Avez-vous travaillé sur des hypothèses
chiffrées ?
Selon
les projections du Cor publiées en 2007, en prenant une hypothèse de hausse des
salaires de 1,8 % par an sur le long terme, les pensions ne devraient augmenter
que de 1,1 % par an entre 2010 et 2050, sauf si les assurés partent à la
retraite plus tardivement que nous ne le prévoyons. Il y aurait donc un décalage
entre les deux courbes, ce qui signifie que l'écart entre le niveau de vie des
retraités et celui des actifs recommencerait à se creuser à l'horizon 2020, et
surtout 2050.
L'influence du patrimoine financier, déjà importante aujourd'hui,
va donc se renforcer...
Aujourd'hui,
en l'absence des revenus du patrimoine, le niveau de vie des retraités serait
quand même effectivement un peu en deçà de celui des actifs.
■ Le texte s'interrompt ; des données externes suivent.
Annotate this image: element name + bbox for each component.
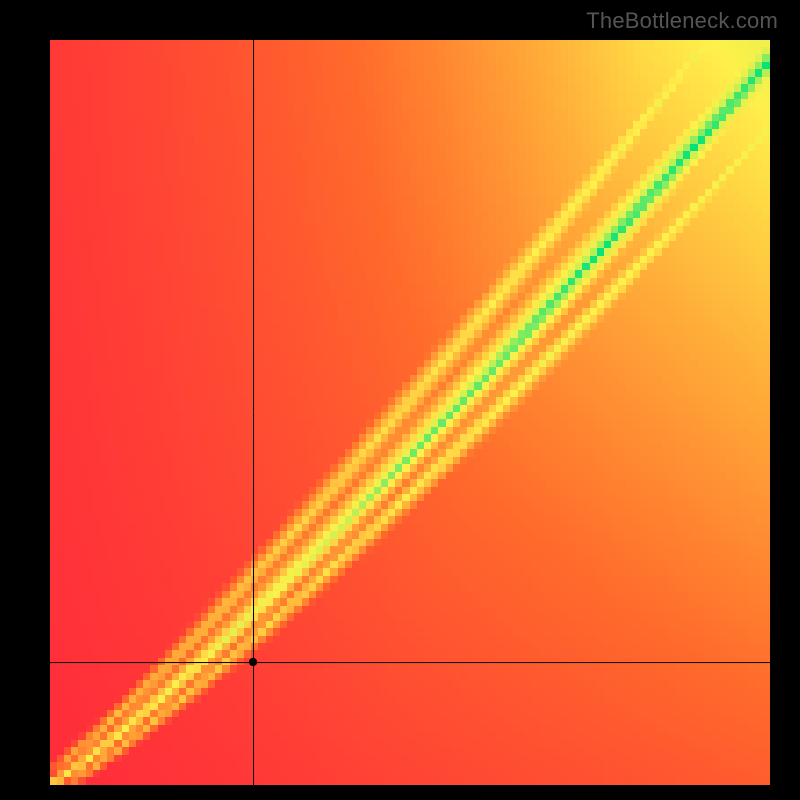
watermark-label: TheBottleneck.com	[586, 8, 778, 34]
bottleneck-heatmap	[50, 40, 770, 785]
Il est cependant
difficile de prédire l'évolution de leur influence à l'avenir : elle dépendra en
effet de la capacité d'épargne des jeunes générations. Ce que l'on peut
affirmer, en revanche, c'est qu'à âge de départ à la retraite identique, ces
jeunes générations bénéficieront de taux de remplacement moins élevés. Si elles
veulent compenser cette baisse, elles devront choisir entre un départ plus
tardif à la retraite ou une épargne supplémentaire.